Snow Away

I have decided that I don’t like snow. Or at the very least, I believe snow should be a choice, or a destination that you move towards. It should not happen to me. Yes, it can be beautiful, and I recognize the serene quality of looking out over a landscape covered in freshly fallen flakes. Unfortunately, I also recognize the hassle it causes and the way it causes too many people to forget how to drive.

Even though there are things about it I don’t like, I am also open to seeing the lessons we can learn from snow. It gives the world outside your window a strange uniformity. You can feel a sense of purification as everything looks crisp, and clean, and white. It will eventually get driven over, piled up, and turn that weird dirty snow color, but for a moment, everything feels pure.

It is those moments of purity in our lives that we have such a hard time remembering.

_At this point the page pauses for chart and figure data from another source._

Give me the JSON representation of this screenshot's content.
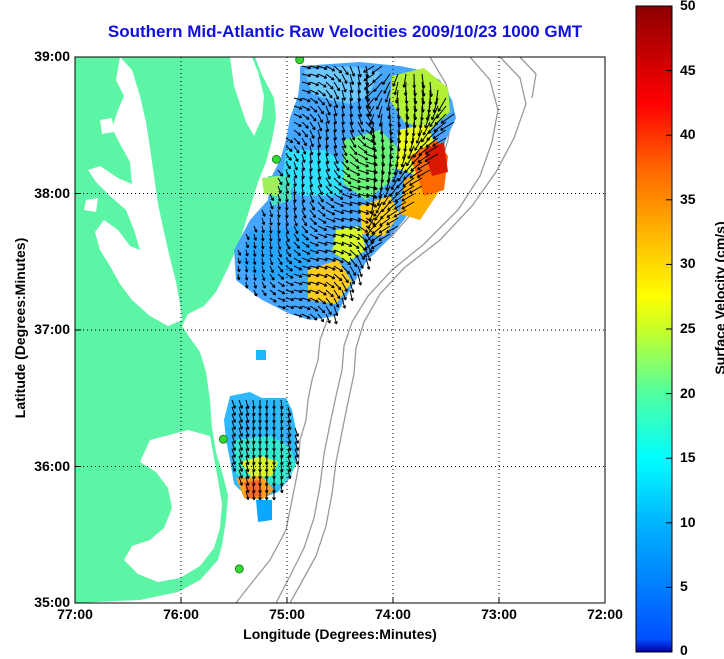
{
  "title": "Southern Mid-Atlantic Raw Velocities 2009/10/23 1000 GMT",
  "x_axis": {
    "label": "Longitude (Degrees:Minutes)",
    "ticks": [
      "77:00",
      "76:00",
      "75:00",
      "74:00",
      "73:00",
      "72:00"
    ]
  },
  "y_axis": {
    "label": "Latitude (Degrees:Minutes)",
    "ticks": [
      "39:00",
      "38:00",
      "37:00",
      "36:00",
      "35:00"
    ]
  },
  "colorbar": {
    "label": "Surface Velocity (cm/s)",
    "ticks": [
      "50",
      "45",
      "40",
      "35",
      "30",
      "25",
      "20",
      "15",
      "10",
      "5",
      "0"
    ],
    "min": 0,
    "max": 50,
    "colormap": "jet"
  },
  "map": {
    "extent": {
      "lon": [
        -77,
        -72
      ],
      "lat": [
        35,
        39
      ]
    },
    "land_color": "#5cf5a6",
    "water_color": "#ffffff",
    "bathymetry_color": "#9a9a9a",
    "station_color": "#36d836",
    "grid": "dotted",
    "stations": [
      {
        "lon": -74.88,
        "lat": 38.98
      },
      {
        "lon": -75.1,
        "lat": 38.25
      },
      {
        "lon": -75.6,
        "lat": 36.2
      },
      {
        "lon": -75.45,
        "lat": 35.25
      }
    ]
  }
}
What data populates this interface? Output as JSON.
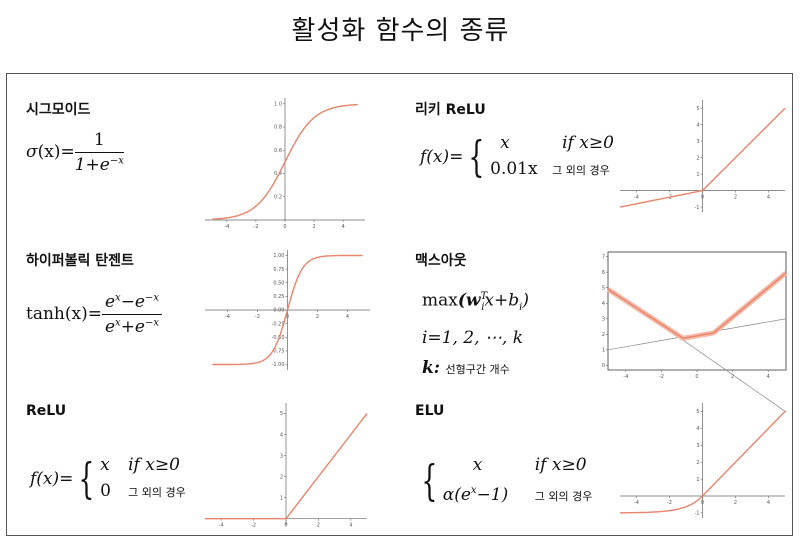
{
  "title": "활성화 함수의 종류",
  "functions": [
    {
      "name": "시그모이드",
      "f1": "σ",
      "f2": "(x)=",
      "num": "1",
      "den": "1+e",
      "den_exp": "−x"
    },
    {
      "name": "리키 ReLU",
      "lhs": "f(x)=",
      "r1a": "x",
      "r1b": "if x≥0",
      "r2a": "0.01x",
      "r2b": "그 외의 경우"
    },
    {
      "name": "하이퍼볼릭 탄젠트",
      "lhs_a": "tanh",
      "lhs_b": "(x)=",
      "num_a": "e",
      "num_exp1": "x",
      "num_b": "−e",
      "num_exp2": "−x",
      "den_a": "e",
      "den_exp1": "x",
      "den_b": "+e",
      "den_exp2": "−x"
    },
    {
      "name": "맥스아웃",
      "l1a": "max",
      "l1b": "(w",
      "l1sub": "i",
      "l1sup": "T",
      "l1c": "x+b",
      "l1sub2": "i",
      "l1d": ")",
      "l2": "i=1, 2, ⋯, k",
      "l3a": "k:",
      "l3b": "선형구간 개수"
    },
    {
      "name": "ReLU",
      "lhs": "f(x)=",
      "r1a": "x",
      "r1b": "if x≥0",
      "r2a": "0",
      "r2b": "그 외의 경우"
    },
    {
      "name": "ELU",
      "r1a": "x",
      "r1b": "if x≥0",
      "r2a_1": "α(e",
      "r2a_exp": "x",
      "r2a_2": "−1)",
      "r2b": "그 외의 경우"
    }
  ],
  "chart_data": [
    {
      "type": "line",
      "name": "sigmoid",
      "xticks": [
        "-4",
        "-2",
        "0",
        "2",
        "4"
      ],
      "yticks": [
        "0.2",
        "0.4",
        "0.6",
        "0.8",
        "1.0"
      ],
      "xlim": [
        -5.5,
        5.5
      ],
      "ylim": [
        0,
        1.05
      ],
      "color": "#e8846a"
    },
    {
      "type": "line",
      "name": "leaky_relu",
      "xticks": [
        "-4",
        "-2",
        "0",
        "2",
        "4"
      ],
      "yticks": [
        "-1",
        "1",
        "2",
        "3",
        "4",
        "5"
      ],
      "xlim": [
        -5,
        5
      ],
      "ylim": [
        -1.3,
        5.5
      ],
      "color": "#e8846a"
    },
    {
      "type": "line",
      "name": "tanh",
      "xticks": [
        "-4",
        "-2",
        "0",
        "2",
        "4"
      ],
      "yticks": [
        "-1.00",
        "-0.75",
        "-0.50",
        "-0.25",
        "0.00",
        "0.25",
        "0.50",
        "0.75",
        "1.00"
      ],
      "xlim": [
        -5.5,
        5.5
      ],
      "ylim": [
        -1.1,
        1.1
      ],
      "color": "#e8846a"
    },
    {
      "type": "line",
      "name": "maxout",
      "xticks": [
        "-4",
        "-2",
        "0",
        "2",
        "4"
      ],
      "yticks": [
        "0",
        "1",
        "2",
        "3",
        "4",
        "5",
        "6",
        "7"
      ],
      "xlim": [
        -5,
        5
      ],
      "ylim": [
        -0.3,
        7.3
      ],
      "color": "#e8846a"
    },
    {
      "type": "line",
      "name": "relu",
      "xticks": [
        "-4",
        "-2",
        "0",
        "2",
        "4"
      ],
      "yticks": [
        "1",
        "2",
        "3",
        "4",
        "5"
      ],
      "xlim": [
        -5,
        5
      ],
      "ylim": [
        -0.3,
        5.5
      ],
      "color": "#e8846a"
    },
    {
      "type": "line",
      "name": "elu",
      "xticks": [
        "-4",
        "-2",
        "0",
        "2",
        "4"
      ],
      "yticks": [
        "-1",
        "1",
        "2",
        "3",
        "4",
        "5"
      ],
      "xlim": [
        -5,
        5
      ],
      "ylim": [
        -1.3,
        5.5
      ],
      "color": "#e8846a"
    }
  ]
}
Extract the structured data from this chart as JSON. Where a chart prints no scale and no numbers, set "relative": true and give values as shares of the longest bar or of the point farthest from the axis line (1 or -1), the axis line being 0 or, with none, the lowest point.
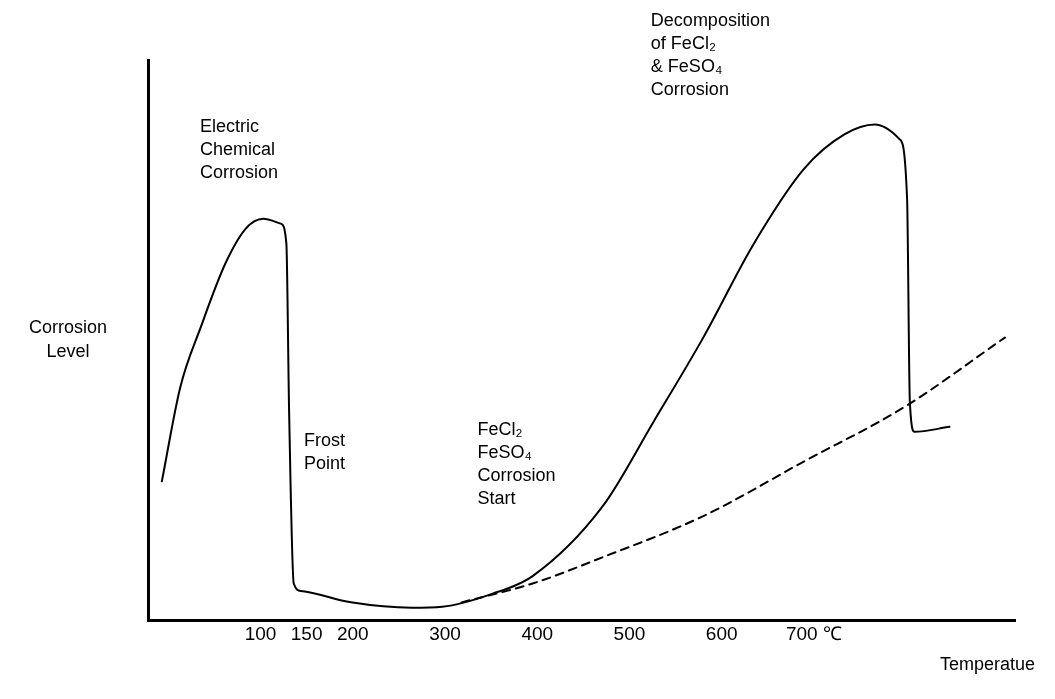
{
  "chart_data": {
    "type": "line",
    "relative": true,
    "xlabel": "Temperatue",
    "ylabel": "Corrosion Level",
    "xlim": [
      -22,
      918
    ],
    "xticks": [
      100,
      150,
      200,
      300,
      400,
      500,
      600,
      {
        "value": 700,
        "label": "700 ℃"
      }
    ],
    "marker": "none",
    "grid": false,
    "legend": false,
    "series": [
      {
        "color": "#000000",
        "line_style": "solid",
        "x": [
          -7,
          13,
          35,
          62,
          84,
          103,
          122,
          128,
          131,
          136,
          144,
          198,
          264,
          297,
          351,
          395,
          471,
          526,
          580,
          635,
          689,
          733,
          766,
          793,
          801,
          804,
          809,
          847
        ],
        "values": [
          0.28,
          0.47,
          0.59,
          0.72,
          0.79,
          0.81,
          0.8,
          0.76,
          0.42,
          0.074,
          0.059,
          0.036,
          0.025,
          0.027,
          0.053,
          0.089,
          0.23,
          0.4,
          0.57,
          0.76,
          0.91,
          0.98,
          1.0,
          0.97,
          0.85,
          0.44,
          0.38,
          0.39
        ]
      },
      {
        "color": "#000000",
        "line_style": "dashed",
        "x": [
          318,
          395,
          471,
          580,
          689,
          798,
          907
        ],
        "values": [
          0.036,
          0.074,
          0.127,
          0.21,
          0.32,
          0.43,
          0.57
        ]
      }
    ],
    "annotations": [
      "Electric\nChemical\nCorrosion",
      "Frost\nPoint",
      "FeCl₂\nFeSO₄\nCorrosion\nStart",
      "Decomposition\nof FeCl₂\n& FeSO₄\nCorrosion"
    ]
  }
}
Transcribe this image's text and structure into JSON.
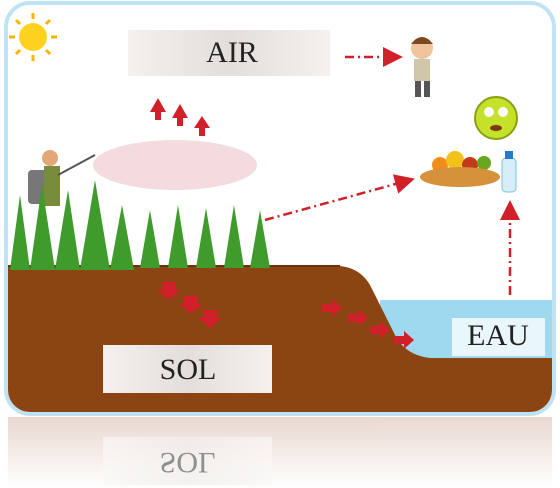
{
  "labels": {
    "air": "AIR",
    "soil": "SOL",
    "water": "EAU"
  }
}
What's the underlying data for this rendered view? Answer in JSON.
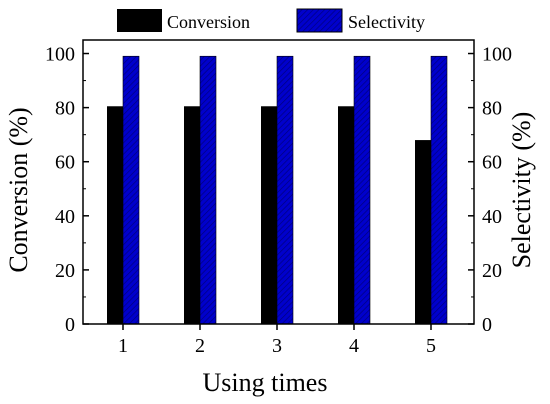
{
  "chart_data": {
    "type": "bar",
    "categories": [
      "1",
      "2",
      "3",
      "4",
      "5"
    ],
    "series": [
      {
        "name": "Conversion",
        "axis": "left",
        "color": "#000000",
        "values": [
          80.5,
          80.5,
          80.5,
          80.5,
          68
        ]
      },
      {
        "name": "Selectivity",
        "axis": "right",
        "color": "#0000cc",
        "pattern": "diagonal-hatch",
        "values": [
          99,
          99,
          99,
          99,
          99
        ]
      }
    ],
    "xlabel": "Using times",
    "ylabel_left": "Conversion (%)",
    "ylabel_right": "Selectivity (%)",
    "ylim": [
      0,
      105
    ],
    "yticks": [
      0,
      20,
      40,
      60,
      80,
      100
    ],
    "legend_position": "top",
    "grid": false
  }
}
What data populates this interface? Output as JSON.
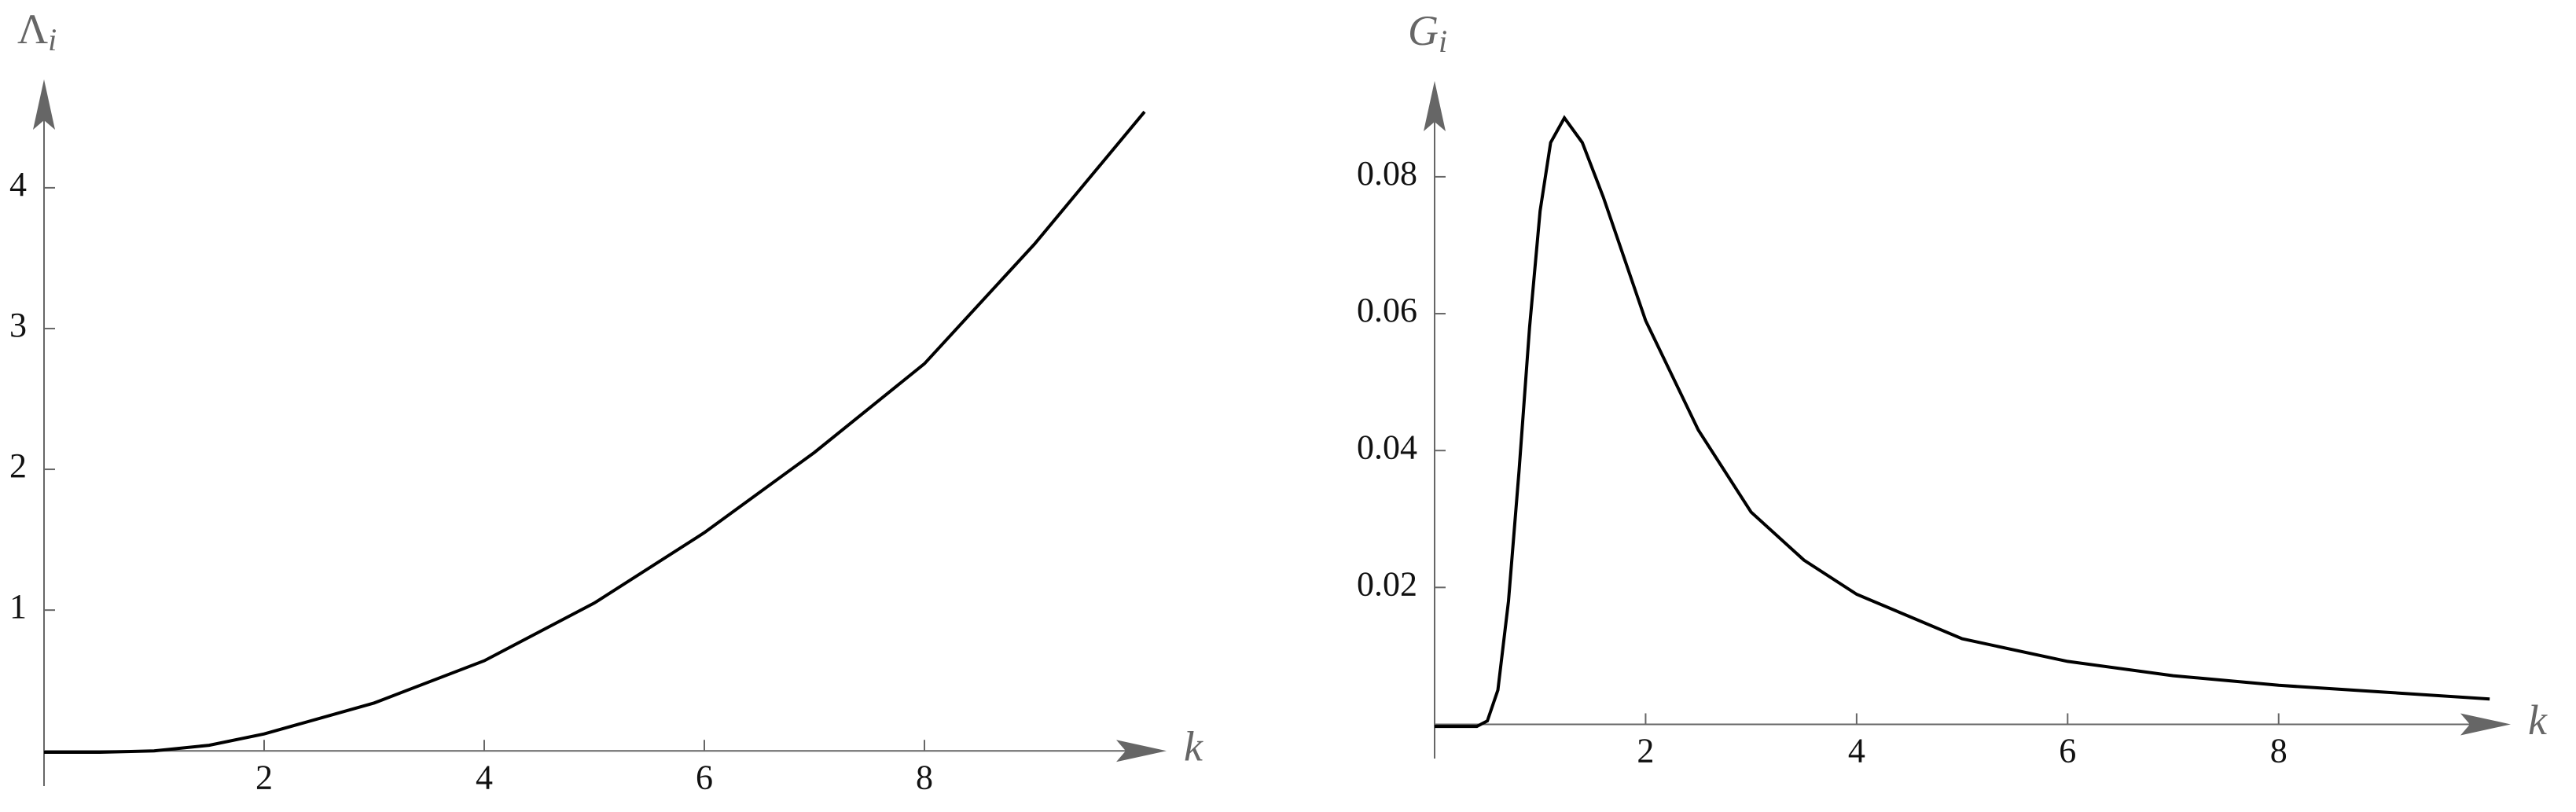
{
  "chart_data": [
    {
      "type": "line",
      "xlabel": "k",
      "ylabel": {
        "base": "Λ",
        "sub": "i"
      },
      "x": [
        0,
        0.5,
        1,
        1.5,
        2,
        3,
        4,
        5,
        6,
        7,
        8,
        9,
        10
      ],
      "values": [
        -0.01,
        -0.01,
        0.0,
        0.04,
        0.12,
        0.34,
        0.64,
        1.05,
        1.55,
        2.12,
        2.75,
        3.6,
        4.54
      ],
      "color": "#000000",
      "xlim": [
        0,
        10.2
      ],
      "ylim": [
        -0.25,
        4.77
      ],
      "xticks": [
        2,
        4,
        6,
        8
      ],
      "yticks": [
        1,
        2,
        3,
        4
      ]
    },
    {
      "type": "line",
      "xlabel": "k",
      "ylabel": {
        "base": "G",
        "sub": "i"
      },
      "x": [
        0,
        0.4,
        0.5,
        0.6,
        0.7,
        0.8,
        0.9,
        1.0,
        1.1,
        1.23,
        1.4,
        1.6,
        2.0,
        2.5,
        3,
        3.5,
        4,
        5,
        6,
        7,
        8,
        9,
        10
      ],
      "values": [
        -0.0003,
        -0.0003,
        0.0005,
        0.005,
        0.018,
        0.037,
        0.058,
        0.075,
        0.085,
        0.0886,
        0.085,
        0.077,
        0.059,
        0.043,
        0.031,
        0.024,
        0.019,
        0.0125,
        0.0092,
        0.0071,
        0.0057,
        0.0047,
        0.0037
      ],
      "color": "#000000",
      "xlim": [
        0,
        10.2
      ],
      "ylim": [
        -0.005,
        0.094
      ],
      "xticks": [
        2,
        4,
        6,
        8
      ],
      "yticks": [
        0.02,
        0.04,
        0.06,
        0.08
      ]
    }
  ]
}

God made the world and everything in it, and as believers we can lean into that as we learn how to trust God more. Our God is the God of all creation; of water, earth and sky.

Psalm 104:24-25 tells us
O Lord, how manifold are your works!
In wisdom have you made them all;
the earth is full of your creatures.
Here is the sea, great and wide,
which teems with creatures innumerable,
living things both small and great. —

And John Calvin, sixteenth-century theologian, wrote, “The creation is quite like a spacious and splendid house, provided and filled with the most exquisite and the most abundant furnishings. Everything in it tells us of God.” God made the world for us to live. God made the world for us to learn.

How have you seen God in the world around you this week?